Carrboro's boutique vinyl shop All Day Records offers a party in two parts. After a day full of folk revisionists highlighted by Des Ark's frank and heart-wrenching story-songs, Steve Gunn's husky acoustic psych-blues and Hiss Golden Messenger's criminally overlooked polyglot folk-rock, wristband-lacking revelers can enjoy Secret Boyfriend's noise-sprees and Brain F≠'s garage-punk thunder. True to its name, the party does go all night, with an after-hours dance party after the bands.

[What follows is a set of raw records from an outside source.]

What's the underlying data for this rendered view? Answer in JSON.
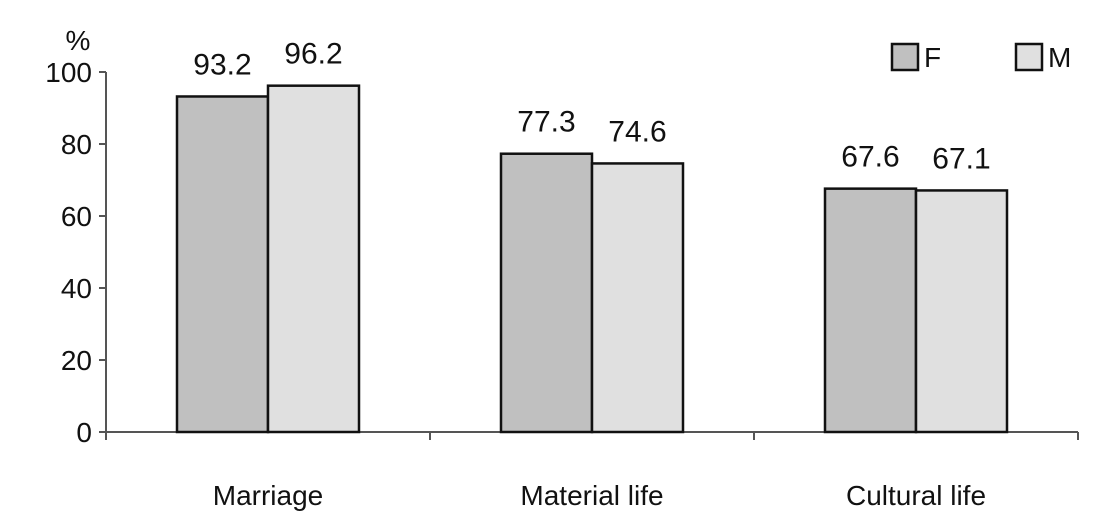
{
  "chart_data": {
    "type": "bar",
    "unit_label": "%",
    "categories": [
      "Marriage",
      "Material life",
      "Cultural life"
    ],
    "series": [
      {
        "name": "F",
        "values": [
          93.2,
          77.3,
          67.6
        ],
        "color": "#c0c0c0"
      },
      {
        "name": "M",
        "values": [
          96.2,
          74.6,
          67.1
        ],
        "color": "#e0e0e0"
      }
    ],
    "data_labels": [
      [
        "93.2",
        "77.3",
        "67.6"
      ],
      [
        "96.2",
        "74.6",
        "67.1"
      ]
    ],
    "y_ticks": [
      "0",
      "20",
      "40",
      "60",
      "80",
      "100"
    ],
    "ylim": [
      0,
      100
    ],
    "grid": false,
    "legend_position": "top-right",
    "title": "",
    "xlabel": "",
    "ylabel": ""
  }
}
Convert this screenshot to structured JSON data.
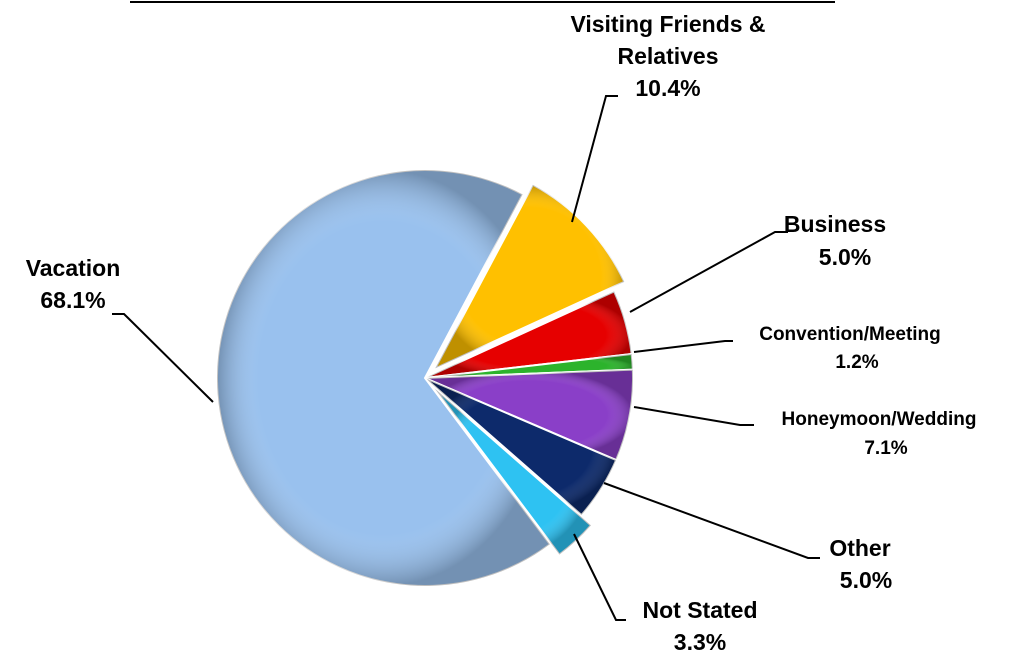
{
  "chart_data": {
    "type": "pie",
    "title": "",
    "start_angle_deg": -62,
    "slices": [
      {
        "label": [
          "Visiting Friends &",
          "Relatives"
        ],
        "value": 10.4,
        "value_label": "10.4%",
        "color": "#FFC000"
      },
      {
        "label": [
          "Business"
        ],
        "value": 5.0,
        "value_label": "5.0%",
        "color": "#E60000"
      },
      {
        "label": [
          "Convention/Meeting"
        ],
        "value": 1.2,
        "value_label": "1.2%",
        "color": "#2CB32C"
      },
      {
        "label": [
          "Honeymoon/Wedding"
        ],
        "value": 7.1,
        "value_label": "7.1%",
        "color": "#8A3FC8"
      },
      {
        "label": [
          "Other"
        ],
        "value": 5.0,
        "value_label": "5.0%",
        "color": "#0D2A6B"
      },
      {
        "label": [
          "Not Stated"
        ],
        "value": 3.3,
        "value_label": "3.3%",
        "color": "#2EC2F2"
      },
      {
        "label": [
          "Vacation"
        ],
        "value": 68.1,
        "value_label": "68.1%",
        "color": "#99C1EE"
      }
    ]
  }
}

Mann's World brings some heavy rock to the afternoon. Corrosion of Conformity spinoff Righteous Fool jams its heels into riffs worthy of Danzig or Clutch. Boston's Black Thai mines trad-metal territory, lunging for hard-rock hooks like Valient Thorr's. Lurch's sludge-burdened thrash riffs are this bill's most brutal.
Pop music is a malleable form, and artists have continually found ways to stretch its definition. The third and final Artist & Author panel seeks to explore the boundaries of the form, with the insight of experts including Flaming Lips head Wayne Coyne, college-rock icon Chris Stamey (of the dB's) and Pitchfork editor-in-chief Mark Richardson. Critic Brian Howe moderates.
When it comes to beating hangovers, it's hard to beat a hearty breakfast, lots of water and some Tylenol. But if the throbbing subsides and you find yourself in need of one last hurrah, look no further than this bill. T0W3RS' inviting and eager indie pop is the blog-learned counterpoint to Backsliders frontman Chip Robinson and his Social D-meets-Tom Petty rock 'n' roll.